When your home is located inside an entertainment district, a certain amount of noise from nearby venues should be expected, but when does it become too much? And what should be done about it?
Those were the questions asked Tuesday night as the Las Vegas City Council held a community meeting to get feedback on proposed changes to the noise ordinances currently applied to the six-block segment of Downtown designated the Fremont East Entertainment District. FEED runs from Las Vegas Boulevard to 8th Street, and from Carson Avenue to Ogden Street.
The proposed changes would force FEED venues to finish outdoor events by 2 a.m. on weekends and midnight on weeknights, unless a special permit has been granted by the city. Currently, the district is exempt from the city’s general noise laws.
James Woodbridge, founder of Neon Reverb, a twice-yearly music festival primarily held in the district, called the proposed changes “draconian” and asked where the complaining citizens were when the current noise ordinance was put into place in September 2008.
“Everyone had an opportunity when this process started to speak up,” he said. “Nobody did, and the law was passed. It is law now.”
Changing that law, he added, would kill area businesses.
Woodbridge and several others noted that Odgen, the high-rise tower housing many of the people complaining about the noise opened years after the entertainment district was established in 2002. The Ogden opened in 2008, originally under the name Streamline Tower. Meanwhile, Beauty Bar, which operates an outdoor stage, opened in 2005 and quickly began holding outdoor music events.
Of the citizens speaking in favor of the ordinance, many said they enjoyed the urban life but wanted it in moderation. One suggested using decibel readers to monitor noise levels without having to ban outdoor events completely. Others took issue with profanity being blasted from loudspeakers during events like block festivals.
Many of these comments were met by mutterings and occasional shouts of “Move to Summerlin then!” from the crowd, which appeared to heavily support keeping the noise ordinances the same. Many in the crowd donned red T-shirts emblazoned with the statement, “Keep Downtown Loud.”
And not all Downtown residents support the change, either. Jerry Misko, a Las Vegas native who lives in the Odgen, said he loves the noise. “Garbage trucks, sirens, construction—those are louder.”
Misko added that many Las Vegans do not work 9-to-5 schedules and instead sleep during the day. “Maybe they should complain about the daytime noise.”
Jennifer Cornthwaite of Downtown Cocktail Room and Emergency Arts, both located in the district, also spoke. She addressed her comments to City Council through the meeting’s host, Ricki Barlow, the councilman behind these proposed changes.

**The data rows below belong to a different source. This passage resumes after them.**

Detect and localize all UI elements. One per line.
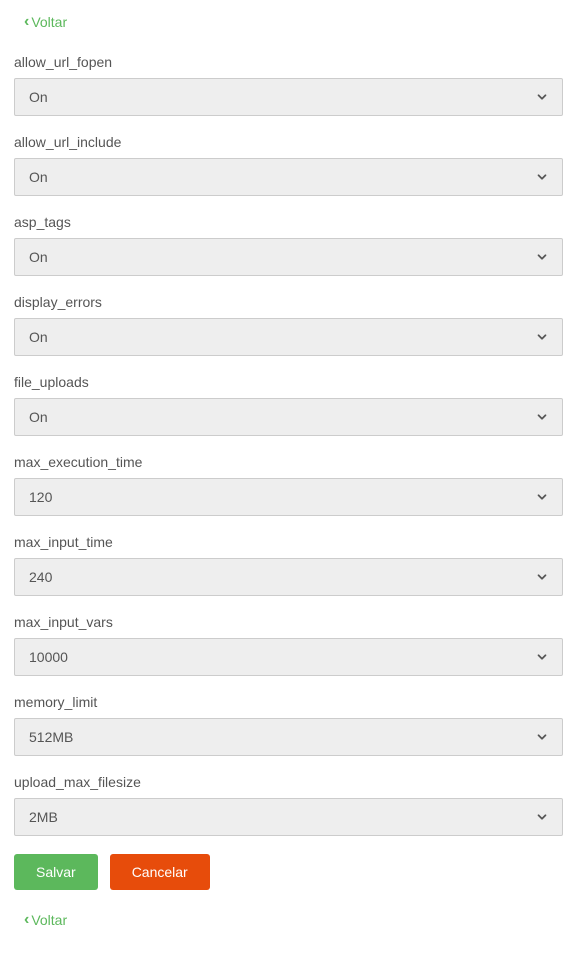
select-wrap: 120 — [14, 478, 563, 516]
field-label: upload_max_filesize — [14, 774, 563, 790]
select-wrap: On — [14, 158, 563, 196]
select-wrap: 2MB — [14, 798, 563, 836]
field-display-errors: display_errors On — [14, 294, 563, 356]
select-max-execution-time[interactable]: 120 — [14, 478, 563, 516]
back-label: Voltar — [31, 912, 67, 928]
select-wrap: On — [14, 318, 563, 356]
field-upload-max-filesize: upload_max_filesize 2MB — [14, 774, 563, 836]
field-label: file_uploads — [14, 374, 563, 390]
field-label: max_input_vars — [14, 614, 563, 630]
cancel-button[interactable]: Cancelar — [110, 854, 210, 890]
select-wrap: On — [14, 398, 563, 436]
back-link-top[interactable]: ‹ Voltar — [24, 14, 563, 30]
field-file-uploads: file_uploads On — [14, 374, 563, 436]
back-link-bottom[interactable]: ‹ Voltar — [24, 912, 563, 928]
select-max-input-time[interactable]: 240 — [14, 558, 563, 596]
field-label: max_input_time — [14, 534, 563, 550]
chevron-left-icon: ‹ — [24, 912, 29, 928]
field-label: asp_tags — [14, 214, 563, 230]
button-row: Salvar Cancelar — [14, 854, 563, 890]
save-button[interactable]: Salvar — [14, 854, 98, 890]
field-label: max_execution_time — [14, 454, 563, 470]
select-wrap: 240 — [14, 558, 563, 596]
select-file-uploads[interactable]: On — [14, 398, 563, 436]
select-allow-url-include[interactable]: On — [14, 158, 563, 196]
back-label: Voltar — [31, 14, 67, 30]
field-label: allow_url_include — [14, 134, 563, 150]
select-max-input-vars[interactable]: 10000 — [14, 638, 563, 676]
select-wrap: On — [14, 78, 563, 116]
field-allow-url-fopen: allow_url_fopen On — [14, 54, 563, 116]
select-wrap: 512MB — [14, 718, 563, 756]
select-allow-url-fopen[interactable]: On — [14, 78, 563, 116]
field-max-execution-time: max_execution_time 120 — [14, 454, 563, 516]
select-memory-limit[interactable]: 512MB — [14, 718, 563, 756]
select-display-errors[interactable]: On — [14, 318, 563, 356]
field-max-input-time: max_input_time 240 — [14, 534, 563, 596]
field-label: display_errors — [14, 294, 563, 310]
field-asp-tags: asp_tags On — [14, 214, 563, 276]
select-wrap: On — [14, 238, 563, 276]
field-max-input-vars: max_input_vars 10000 — [14, 614, 563, 676]
field-allow-url-include: allow_url_include On — [14, 134, 563, 196]
select-upload-max-filesize[interactable]: 2MB — [14, 798, 563, 836]
chevron-left-icon: ‹ — [24, 14, 29, 30]
field-label: memory_limit — [14, 694, 563, 710]
select-asp-tags[interactable]: On — [14, 238, 563, 276]
select-wrap: 10000 — [14, 638, 563, 676]
field-memory-limit: memory_limit 512MB — [14, 694, 563, 756]
field-label: allow_url_fopen — [14, 54, 563, 70]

“I would hope that, if this passes, you are willing to take all responsibility for what happens,” she said. “I hope you will realize you made a big mistake.”
The Tuesday night meeting was held to gather information and public opinion. Barlow will take the comments, as well as business comment cards mailed earlier in the month, into consideration. If he decides to continue with a proposal, it would be introduced to the Council recommendation board on October 19 and go before the entire Council on November 16.

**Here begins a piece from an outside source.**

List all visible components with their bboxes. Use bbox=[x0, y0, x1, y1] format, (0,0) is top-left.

Cornthwaite acknowledged the years of Downtown revitalization efforts and urged the city not to push back progress. Frank Elam echoed the statement. He owns the building that houses Tequila Azul, a Latin nightclub that opened one year ago. The business, located on 7th Street, is the primary targets of noise complaints.
“We cater to the Latin market,” said Elam. “The party doesn’t start until 11 [p.m.]. If we have to shut down at 2 [a.m.], our business isn’t there. If this passes, we are out of business.”

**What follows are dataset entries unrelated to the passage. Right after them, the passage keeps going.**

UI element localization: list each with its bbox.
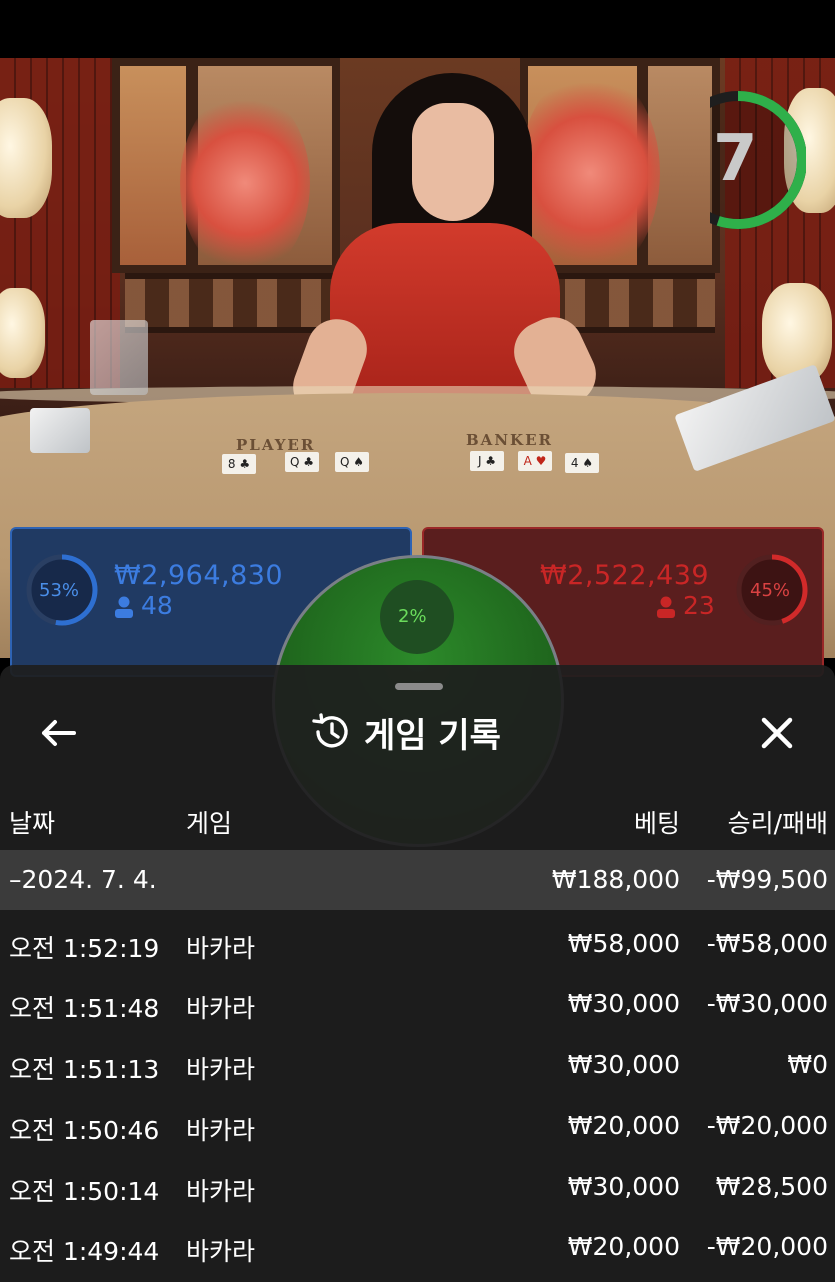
history-table-header: 날짜 게임 베팅 승리/패배 bbox=[0, 796, 835, 846]
date-group-label: –2024. 7. 4. bbox=[9, 865, 157, 894]
column-header-game: 게임 bbox=[186, 809, 233, 838]
status-bar bbox=[0, 0, 835, 58]
close-button[interactable] bbox=[755, 711, 799, 755]
row-result: ₩0 bbox=[787, 1050, 828, 1079]
close-icon bbox=[761, 717, 793, 749]
lantern-decor bbox=[762, 283, 832, 383]
column-header-bet: 베팅 bbox=[633, 809, 680, 838]
drag-handle[interactable] bbox=[395, 683, 443, 690]
row-game: 바카라 bbox=[186, 1237, 256, 1266]
history-row[interactable]: 오전 1:49:44 바카라 ₩20,000 -₩20,000 bbox=[0, 1217, 835, 1277]
banker-total-bet: ₩2,522,439 bbox=[540, 560, 710, 591]
player-total-bet: ₩2,964,830 bbox=[114, 560, 284, 591]
player-card: Q ♠ bbox=[335, 452, 369, 472]
lantern-decor bbox=[0, 288, 45, 378]
banker-bettor-count: 23 bbox=[683, 591, 715, 620]
column-header-date: 날짜 bbox=[9, 809, 56, 838]
row-bet: ₩20,000 bbox=[567, 1111, 680, 1140]
row-result: -₩58,000 bbox=[706, 929, 828, 958]
blossom-decor bbox=[180, 88, 310, 278]
banker-percent: 45% bbox=[750, 580, 791, 601]
date-group-row[interactable]: –2024. 7. 4. ₩188,000 -₩99,500 bbox=[0, 850, 835, 910]
history-header: 게임 기록 bbox=[310, 708, 501, 756]
history-row[interactable]: 오전 1:50:14 바카라 ₩30,000 ₩28,500 bbox=[0, 1157, 835, 1217]
row-result: -₩20,000 bbox=[706, 1232, 828, 1261]
arrow-left-icon bbox=[42, 720, 76, 746]
dealer-face bbox=[412, 103, 494, 221]
row-game: 바카라 bbox=[186, 1177, 256, 1206]
date-group-bet-total: ₩188,000 bbox=[551, 865, 680, 894]
player-percent: 53% bbox=[39, 580, 80, 601]
user-icon bbox=[114, 596, 136, 618]
row-game: 바카라 bbox=[186, 934, 256, 963]
row-game: 바카라 bbox=[186, 1055, 256, 1084]
row-time: 오전 1:49:44 bbox=[9, 1237, 160, 1266]
tie-percent: 2% bbox=[398, 606, 427, 627]
row-result: ₩28,500 bbox=[715, 1172, 828, 1201]
table-label-banker: BANKER bbox=[466, 431, 553, 449]
row-bet: ₩58,000 bbox=[567, 929, 680, 958]
banker-card: 4 ♠ bbox=[565, 453, 599, 473]
player-bettor-count: 48 bbox=[141, 591, 173, 620]
row-time: 오전 1:50:46 bbox=[9, 1116, 160, 1145]
user-icon bbox=[656, 596, 678, 618]
history-clock-icon bbox=[312, 713, 348, 748]
countdown-timer-value: 7 bbox=[713, 122, 758, 196]
lantern-decor bbox=[0, 98, 52, 218]
card-holder bbox=[90, 320, 148, 395]
date-group-result-total: -₩99,500 bbox=[706, 865, 828, 894]
history-row[interactable]: 오전 1:51:13 바카라 ₩30,000 ₩0 bbox=[0, 1035, 835, 1095]
row-result: -₩20,000 bbox=[706, 1111, 828, 1140]
row-time: 오전 1:52:19 bbox=[9, 934, 160, 963]
row-game: 바카라 bbox=[186, 1116, 256, 1145]
row-result: -₩30,000 bbox=[706, 989, 828, 1018]
player-card: Q ♣ bbox=[285, 452, 319, 472]
row-bet: ₩30,000 bbox=[567, 1050, 680, 1079]
history-row[interactable]: 오전 1:50:46 바카라 ₩20,000 -₩20,000 bbox=[0, 1096, 835, 1156]
column-header-result: 승리/패배 bbox=[727, 809, 828, 838]
row-bet: ₩20,000 bbox=[567, 1232, 680, 1261]
history-row[interactable]: 오전 1:51:48 바카라 ₩30,000 -₩30,000 bbox=[0, 974, 835, 1034]
banker-card: J ♣ bbox=[470, 451, 504, 471]
page-title: 게임 기록 bbox=[364, 715, 501, 756]
history-row[interactable]: 오전 1:52:19 바카라 ₩58,000 -₩58,000 bbox=[0, 914, 835, 974]
row-time: 오전 1:51:13 bbox=[9, 1055, 160, 1084]
row-bet: ₩30,000 bbox=[567, 1172, 680, 1201]
row-game: 바카라 bbox=[186, 994, 256, 1023]
row-time: 오전 1:51:48 bbox=[9, 994, 160, 1023]
card-discard-tray bbox=[30, 408, 90, 453]
back-button[interactable] bbox=[38, 713, 78, 753]
row-time: 오전 1:50:14 bbox=[9, 1177, 160, 1206]
row-bet: ₩30,000 bbox=[567, 989, 680, 1018]
player-card: 8 ♣ bbox=[222, 454, 256, 474]
banker-card: A ♥ bbox=[518, 451, 552, 471]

Elam says he has invested $750,000 in Azul, all in the name of Downtown development.
But Elam isn’t the only one heavily invested. Ada Cohen is too. She owns the Downtowner Motel, whose backside faces Azul, and says she has undergone almost a million dollars in renovations over the last few years. Yet, the business is suffering because of its noisy neighbors.
“We opened in 1963. We have seen ups and downs, but nothing like this past year. This is because of Azul,” she said, nearing tears as she addressed the packed room. “I don’t think Azul should ruin my business. I can’t do this anymore.”
Lesley Perceval says she sympathizes, especially if claims that the motel was not involved in the original talks about the creation of an entertainment district are true. Still, the community manager at City Center apartments says the Downtowner must simply adjust.
“That is what we did,” says Perceval. “We changed our rent ads, highlighted being so close to the entertainment district. When our leasing agents give tours, they always mention it. It’s a great selling point.”
Doing that, Perceval says, has kept the complex at 90 percent occupancy while their neighbors struggle with much lower numbers. The apartment building is located just outside FEED, but Perceval notes that she lives in the building and knows firsthand about the noise. She adds, “It’s not that bad. We have never received one complaint about it.”
Perceval thinks the proposed ordinance change is unnecessary and would hurt the progress of the area. Her suggestion is a simple one: “Just turn it down a little.”